小澤氏はまずアメリカ経済の現状について触れ、「サブプライムローン問題でアメリカ経済の不振が続き、それが世界に波及して市場が不安定になっている。雇用者数は6カ月連続で下降し、また不動産の下落による金融不安が広がっている。これらの問題が日本の経済に悪い影響を及ぼしている」と述べました。
また日本で大きな問題となっている原油価格の高騰と物価の上昇について「株に替わって原油に投機が行われるようになり、結果原油価格を押し上げている。原油価格の高騰と新興国における需要の拡大が物価の上昇を招き、日本経済にマイナスに働いている。新興国の需要の抑制が重要であり、G7だけでなく新興国も含めて対策を練る必要がある」と語りました。

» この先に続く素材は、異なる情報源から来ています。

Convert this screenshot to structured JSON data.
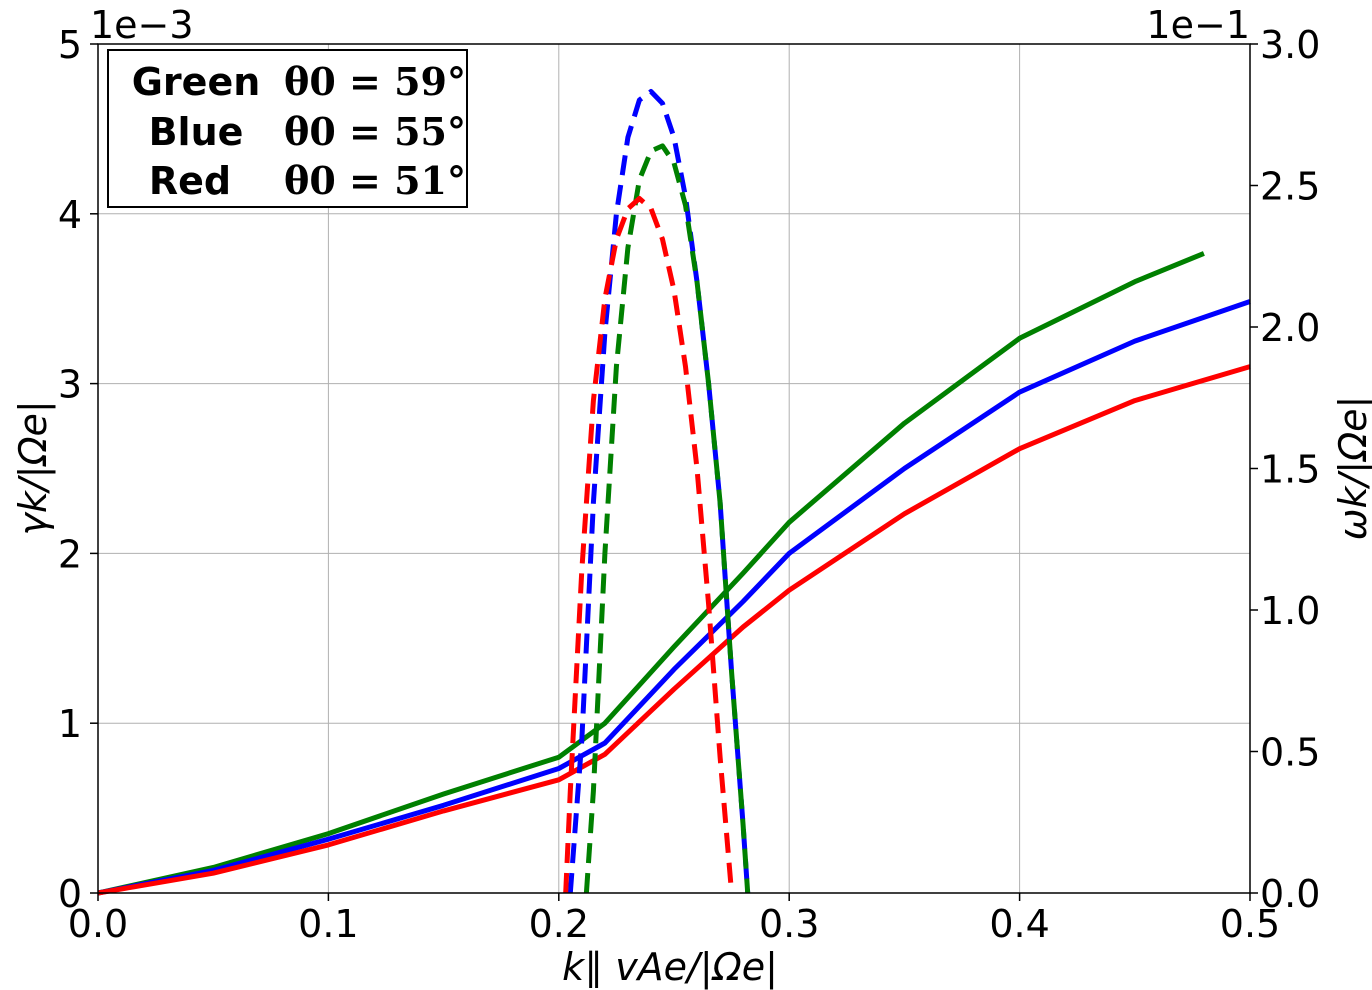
{
  "chart_data": {
    "type": "line",
    "x_label": "k∥ vAe/|Ωe|",
    "y_left_label": "γk/|Ωe|",
    "y_right_label": "ωk/|Ωe|",
    "y_left_multiplier": "1e−3",
    "y_right_multiplier": "1e−1",
    "x_range": [
      0.0,
      0.5
    ],
    "y_left_range": [
      0,
      5
    ],
    "y_right_range": [
      0.0,
      3.0
    ],
    "x_ticks": [
      "0.0",
      "0.1",
      "0.2",
      "0.3",
      "0.4",
      "0.5"
    ],
    "y_left_ticks": [
      "0",
      "1",
      "2",
      "3",
      "4",
      "5"
    ],
    "y_right_ticks": [
      "0.0",
      "0.5",
      "1.0",
      "1.5",
      "2.0",
      "2.5",
      "3.0"
    ],
    "grid": true,
    "legend_position": "top-left",
    "legend": [
      {
        "name": "Green",
        "formula": "θ0 = 59°",
        "color": "#008000"
      },
      {
        "name": "Blue",
        "formula": "θ0 = 55°",
        "color": "#0000ff"
      },
      {
        "name": "Red",
        "formula": "θ0 = 51°",
        "color": "#ff0000"
      }
    ],
    "series": [
      {
        "name": "Green",
        "color": "#008000",
        "style": "solid",
        "axis": "right",
        "x": [
          0.0,
          0.05,
          0.1,
          0.15,
          0.2,
          0.22,
          0.25,
          0.28,
          0.3,
          0.35,
          0.4,
          0.45,
          0.48
        ],
        "y": [
          0.0,
          0.09,
          0.21,
          0.35,
          0.48,
          0.6,
          0.87,
          1.13,
          1.31,
          1.66,
          1.96,
          2.16,
          2.26
        ]
      },
      {
        "name": "Blue",
        "color": "#0000ff",
        "style": "solid",
        "axis": "right",
        "x": [
          0.0,
          0.05,
          0.1,
          0.15,
          0.2,
          0.22,
          0.25,
          0.28,
          0.3,
          0.35,
          0.4,
          0.45,
          0.5
        ],
        "y": [
          0.0,
          0.08,
          0.19,
          0.31,
          0.44,
          0.53,
          0.79,
          1.03,
          1.2,
          1.5,
          1.77,
          1.95,
          2.09
        ]
      },
      {
        "name": "Red",
        "color": "#ff0000",
        "style": "solid",
        "axis": "right",
        "x": [
          0.0,
          0.05,
          0.1,
          0.15,
          0.2,
          0.22,
          0.25,
          0.28,
          0.3,
          0.35,
          0.4,
          0.45,
          0.5
        ],
        "y": [
          0.0,
          0.07,
          0.17,
          0.29,
          0.4,
          0.49,
          0.72,
          0.94,
          1.07,
          1.34,
          1.57,
          1.74,
          1.86
        ]
      },
      {
        "name": "Blue",
        "color": "#0000ff",
        "style": "dashed",
        "axis": "left",
        "x": [
          0.205,
          0.21,
          0.215,
          0.22,
          0.225,
          0.23,
          0.235,
          0.24,
          0.245,
          0.25,
          0.255,
          0.26,
          0.265,
          0.27,
          0.275,
          0.28,
          0.282
        ],
        "y": [
          0.0,
          0.9,
          2.3,
          3.3,
          4.0,
          4.45,
          4.67,
          4.72,
          4.65,
          4.45,
          4.1,
          3.6,
          3.0,
          2.3,
          1.3,
          0.4,
          0.0
        ]
      },
      {
        "name": "Green",
        "color": "#008000",
        "style": "dashed",
        "axis": "left",
        "x": [
          0.212,
          0.215,
          0.22,
          0.225,
          0.23,
          0.235,
          0.24,
          0.245,
          0.25,
          0.255,
          0.26,
          0.265,
          0.27,
          0.275,
          0.28,
          0.282
        ],
        "y": [
          0.0,
          0.6,
          2.0,
          3.1,
          3.8,
          4.2,
          4.37,
          4.4,
          4.3,
          4.05,
          3.6,
          3.0,
          2.3,
          1.3,
          0.4,
          0.0
        ]
      },
      {
        "name": "Red",
        "color": "#ff0000",
        "style": "dashed",
        "axis": "left",
        "x": [
          0.203,
          0.205,
          0.21,
          0.215,
          0.22,
          0.225,
          0.23,
          0.235,
          0.24,
          0.245,
          0.25,
          0.255,
          0.26,
          0.265,
          0.27,
          0.275
        ],
        "y": [
          0.0,
          0.6,
          1.9,
          2.9,
          3.5,
          3.85,
          4.03,
          4.09,
          4.03,
          3.85,
          3.55,
          3.1,
          2.5,
          1.7,
          0.8,
          0.0
        ]
      }
    ]
  }
}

道東の経済については「製造業はよくなってきているが、非製造業が物価の上昇を価格に反映できず低水準が続いている。一次産業は道東の豊富な資源を活用し、付加価値率を高めていく必要がある。森林・バイオマス資源など、発展する余地は充分にある」と強調しました。
講演後の質疑応答では「車社会の北海道において、公共投資削減によるインフラ整備の停止は大きな問題だ。こういった地域格差の問題を中央ではどのように考えているのか?」との質問に対し小澤氏は「放置できない問題だと考えている。戦後の北海道は比較的豊かな地域で、本州に物資を供給するなど日本の戦後復興を支えていた。その北海道をないがしろにすることはできない。必要なインフラ整備にはしっかり投資していくべきだ」と述べました。